Apache Spark is a system design for Big Data workload using distributed computing, it scale out very well just by adding more compute nodes, in real life though, it is used a lot with smaller data, people use whatever they have access to.
I don’t have a lot of experience with Pyspark, but I know enough to run some SQL Queries, and what a better way to test that than TPCH benchmark, in this case, I used a scale factor of 10 with the main table lineitem has 60 million records.
The test is run in Google Colab using the free compute ( 2 vCPU), I did try it with a paid VM ( 8 CPU) but strangely, Pyspark had a memory error ( although it did work fine with low memory, go figure)

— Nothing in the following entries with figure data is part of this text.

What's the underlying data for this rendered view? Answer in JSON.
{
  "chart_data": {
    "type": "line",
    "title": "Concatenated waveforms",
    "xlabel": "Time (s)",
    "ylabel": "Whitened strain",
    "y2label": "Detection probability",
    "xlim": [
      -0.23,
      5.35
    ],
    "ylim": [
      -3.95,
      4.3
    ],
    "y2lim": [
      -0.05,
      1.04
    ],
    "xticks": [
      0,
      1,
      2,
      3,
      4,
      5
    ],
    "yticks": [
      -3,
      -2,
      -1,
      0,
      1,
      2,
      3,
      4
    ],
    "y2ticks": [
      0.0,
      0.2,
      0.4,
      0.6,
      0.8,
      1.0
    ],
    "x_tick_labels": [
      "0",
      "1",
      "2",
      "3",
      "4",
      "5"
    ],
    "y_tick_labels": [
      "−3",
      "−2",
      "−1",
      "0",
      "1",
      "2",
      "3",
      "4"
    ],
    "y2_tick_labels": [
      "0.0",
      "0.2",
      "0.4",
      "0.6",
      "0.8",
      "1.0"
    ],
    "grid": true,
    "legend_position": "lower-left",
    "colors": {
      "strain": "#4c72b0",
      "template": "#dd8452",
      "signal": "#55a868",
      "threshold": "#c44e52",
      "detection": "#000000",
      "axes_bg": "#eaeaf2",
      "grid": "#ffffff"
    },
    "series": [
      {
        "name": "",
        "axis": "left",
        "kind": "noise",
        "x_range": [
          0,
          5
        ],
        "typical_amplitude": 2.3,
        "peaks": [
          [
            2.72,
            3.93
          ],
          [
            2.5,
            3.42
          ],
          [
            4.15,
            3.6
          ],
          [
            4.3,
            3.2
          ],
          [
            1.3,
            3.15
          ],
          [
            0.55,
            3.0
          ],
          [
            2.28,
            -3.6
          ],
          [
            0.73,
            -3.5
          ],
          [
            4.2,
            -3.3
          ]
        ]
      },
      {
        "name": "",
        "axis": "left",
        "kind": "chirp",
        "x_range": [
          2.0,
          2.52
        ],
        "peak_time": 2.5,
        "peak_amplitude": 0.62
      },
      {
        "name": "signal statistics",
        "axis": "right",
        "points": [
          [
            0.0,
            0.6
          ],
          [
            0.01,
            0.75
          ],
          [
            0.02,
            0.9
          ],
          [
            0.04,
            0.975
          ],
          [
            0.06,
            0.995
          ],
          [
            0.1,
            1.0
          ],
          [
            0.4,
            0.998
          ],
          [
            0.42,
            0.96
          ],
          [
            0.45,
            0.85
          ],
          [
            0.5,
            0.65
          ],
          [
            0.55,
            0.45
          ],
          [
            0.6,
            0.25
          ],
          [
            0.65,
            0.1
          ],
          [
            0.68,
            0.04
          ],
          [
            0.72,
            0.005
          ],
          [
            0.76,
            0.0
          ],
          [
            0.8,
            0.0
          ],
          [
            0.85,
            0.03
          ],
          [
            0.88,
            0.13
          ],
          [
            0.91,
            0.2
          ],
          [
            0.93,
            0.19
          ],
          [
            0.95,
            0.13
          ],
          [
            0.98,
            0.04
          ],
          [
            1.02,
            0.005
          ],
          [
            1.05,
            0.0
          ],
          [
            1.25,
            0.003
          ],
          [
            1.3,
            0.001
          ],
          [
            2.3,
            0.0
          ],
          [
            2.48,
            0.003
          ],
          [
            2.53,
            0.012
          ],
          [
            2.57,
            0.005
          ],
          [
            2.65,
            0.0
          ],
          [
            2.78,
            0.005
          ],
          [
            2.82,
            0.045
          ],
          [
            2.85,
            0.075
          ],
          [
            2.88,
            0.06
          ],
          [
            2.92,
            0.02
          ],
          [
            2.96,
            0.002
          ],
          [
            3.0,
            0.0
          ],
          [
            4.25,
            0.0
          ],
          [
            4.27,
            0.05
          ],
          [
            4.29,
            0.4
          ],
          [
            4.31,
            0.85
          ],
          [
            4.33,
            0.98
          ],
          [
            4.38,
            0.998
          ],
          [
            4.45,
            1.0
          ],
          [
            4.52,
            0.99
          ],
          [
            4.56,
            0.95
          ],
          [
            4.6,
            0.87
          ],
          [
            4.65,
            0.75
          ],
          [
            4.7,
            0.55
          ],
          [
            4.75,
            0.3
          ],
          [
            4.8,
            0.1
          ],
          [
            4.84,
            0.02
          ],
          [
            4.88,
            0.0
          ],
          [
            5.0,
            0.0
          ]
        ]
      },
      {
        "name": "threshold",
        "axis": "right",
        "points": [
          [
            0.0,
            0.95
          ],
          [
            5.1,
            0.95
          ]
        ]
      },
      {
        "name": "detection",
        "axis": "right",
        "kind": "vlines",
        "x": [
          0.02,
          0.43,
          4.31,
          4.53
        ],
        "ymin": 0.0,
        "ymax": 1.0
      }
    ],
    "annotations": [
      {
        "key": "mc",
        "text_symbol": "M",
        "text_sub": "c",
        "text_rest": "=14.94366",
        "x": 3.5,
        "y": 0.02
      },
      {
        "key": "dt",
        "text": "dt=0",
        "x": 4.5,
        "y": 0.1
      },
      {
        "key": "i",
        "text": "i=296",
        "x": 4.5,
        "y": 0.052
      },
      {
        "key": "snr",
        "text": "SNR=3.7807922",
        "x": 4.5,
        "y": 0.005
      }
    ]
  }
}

I tried too to install in my laptop, but it did complain about some java compatibility, I have no time for this kind of shenanigans , I use to love it when I was much younger but now, I want just stuff to work.
The Data is first download to the local Disk, so all Queries are pretty much CPU bound, I used DuckDB as a reference as it has an excellent Single Node performance.
The Beauty of SQL
Pyspark has an excellent support for SQL, actually the same SQL is run both for Spark and DuckDB, we are talking 22 Queries with nearly 900 line of code, that impressive that it just works without modification for both Engine.
I used a Python Function to run every Query, and show duration and results
And here is the results, Using PySpark, DuckDB running Queries Directly from Parquet and just for reference DuckDB running from a DuckDB file
DuckDB around 5 minutes
Spark around 21 minutes
DuckDB using Duckdb file format : 2 minutes ( it take 3 minutes to import)
For Smaller Dataset that don’t fit in Memory which is a problem for Pandas, it is useful to look around for alternative before jumping to a distributed system, you don’t want to be paying for expensive computer overhead, tools like DuckDB and Polars can do wonder these days, there is a lot to like about Spark, but performance in a single node is not one of them.
Having said that, those new Engines have a lot of work to reach feature parity with Spark when doing Data Engineering jobs, for example support for Table Format like Iceberg and Delta is still experimental.